Grizzly Bears Captured and Relocated in Flathead Valley

FWP issues bear safety reminders for hunters after recent conflicts

By Beacon Staff

Wildlife managers captured a 5- or 6-year-old, 365-pound, adult male grizzly bear above Lake Blaine on the east side of the Flathead Valley Oct. 19 after the bruin was reported to have been damaging fruit trees in the area.

Officials with Montana Fish, Wildlife and Parks relocated the bear to the east side of Hungry Horse Reservoir. It was fitted with a GPS collar and had not been captured previously

Meanwhile, managers also caught a 2-year-old male grizzly across U.S. Highway 93 from the Flathead County Landfill after the bear was reportedly eating apples at a residence.

FWP officials set a trap several days earlier targeting a much larger grizzly bear that had been damaging fruit trees, but caught the younger bear instead. They fit the bear with a GPS satellite collar and released him up Whale Creek in the North Fork Flathead River drainage. The bear had no history of capture.

According to a press release from FWP, the agency has received numerous reports of both black and grizzly bears in the areas around Whitefish, Columbia Falls, Eureka, Bigfork, and along the north and east side of the Flathead Valley.

Managers are emphasizing that landowners pick fruit off their trees to prevent damage to their trees and pick up all fruit off the ground to avoid attracting bears.

Electric fencing can also be used to protect fruit trees, poultry, and livestock.

Pet food and grain should be secured where bears can’t get access to it. Bird feeders that contain sunflower seeds, millet, and suet will attract bears to homes.

Garbage should not be left outside where bears can get into it.  In Montana, it is illegal to feed bears and ungulates; illegal foods include deer blocks and grain.

With the onset of big game season, hunters should also be aware that grizzly bears can be encountered almost anywhere throughout western Montana. Hunters should read, understand, and follow the food storage orders, which also cover how you handle game that you have harvested.

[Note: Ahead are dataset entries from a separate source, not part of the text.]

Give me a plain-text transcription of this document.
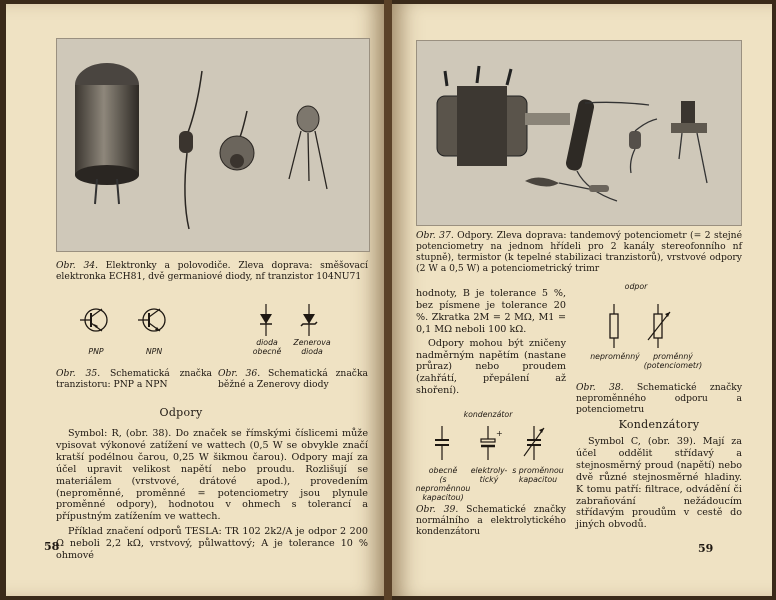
Obr. 34. Elektronky a polovodiče. Zleva doprava: směšovací elektronka ECH81, dvě germaniové diody, nf tranzistor 104NU71
PNP	NPN
dioda
obecně
Zenerova
dioda
Obr. 35. Schematická značka tranzistoru: PNP a NPN
Obr. 36. Schematická značka běžné a Zenerovy diody
Odpory

Symbol: R, (obr. 38). Do značek se římskými číslicemi může vpisovat výkonové zatížení ve wattech (0,5 W se obvykle značí kratší podélnou čarou, 0,25 W šikmou čarou). Odpory mají za účel upravit velikost napětí nebo proudu. Rozlišují se materiálem (vrstvové, drátové apod.), provedením (neproměnné, proměnné = potenciometry jsou plynule proměnné odpory), hodnotou v ohmech s tolerancí a přípustným zatížením ve wattech.

Příklad značení odporů TESLA: TR 102 2k2/A je odpor 2 200 Ω neboli 2,2 kΩ, vrstvový, půlwattový; A je tolerance 10 % ohmové

58
Obr. 37. Odpory. Zleva doprava: tandemový potenciometr (= 2 stejné potenciometry na jednom hřídeli pro 2 kanály stereofonního nf stupně), termistor (k tepelné stabilizaci tranzistorů), vrstvové odpory (2 W a 0,5 W) a potenciometrický trimr

hodnoty, B je tolerance 5 %, bez písmene je tolerance 20 %. Zkratka 2M = 2 MΩ, M1 = 0,1 MΩ neboli 100 kΩ.

Odpory mohou být zničeny nadměrným napětím (nastane průraz) nebo proudem (zahřátí, přepálení až shoření).

odpor
neproměnný	proměnný
(potenciometr)
Obr. 38. Schematické značky neproměnného odporu a potenciometru
kondenzátor
+
obecně
(s neproměnnou
kapacitou)
elektroly-
tický
s proměnnou
kapacitou
Obr. 39. Schematické značky normálního a elektrolytického kondenzátoru
Kondenzátory

Symbol C, (obr. 39). Mají za účel oddělit střídavý a stejnosměrný proud (napětí) nebo dvě různé stejnosměrné hladiny. K tomu patří: filtrace, odvádění či zabraňování nežádoucím střídavým proudům v cestě do jiných obvodů.

59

Hunters should make every effort to get their harvested game out of the field and processed as soon as possible. If you have to leave your harvested animal in the field for any length of time, it is recommend to get the meat as far away from the gut pile as possible and to leave it in an open area that you can observe it from a distance. Placing tree branches or sticks over the carcass will also give you an indication that a bear might have visited the carcass if the branches are moved.

When you return to a carcass always approach it with the idea that a bear could be in the area.

FWP recommends that hunters and other recreationists carry and know how to use bear pepper spray.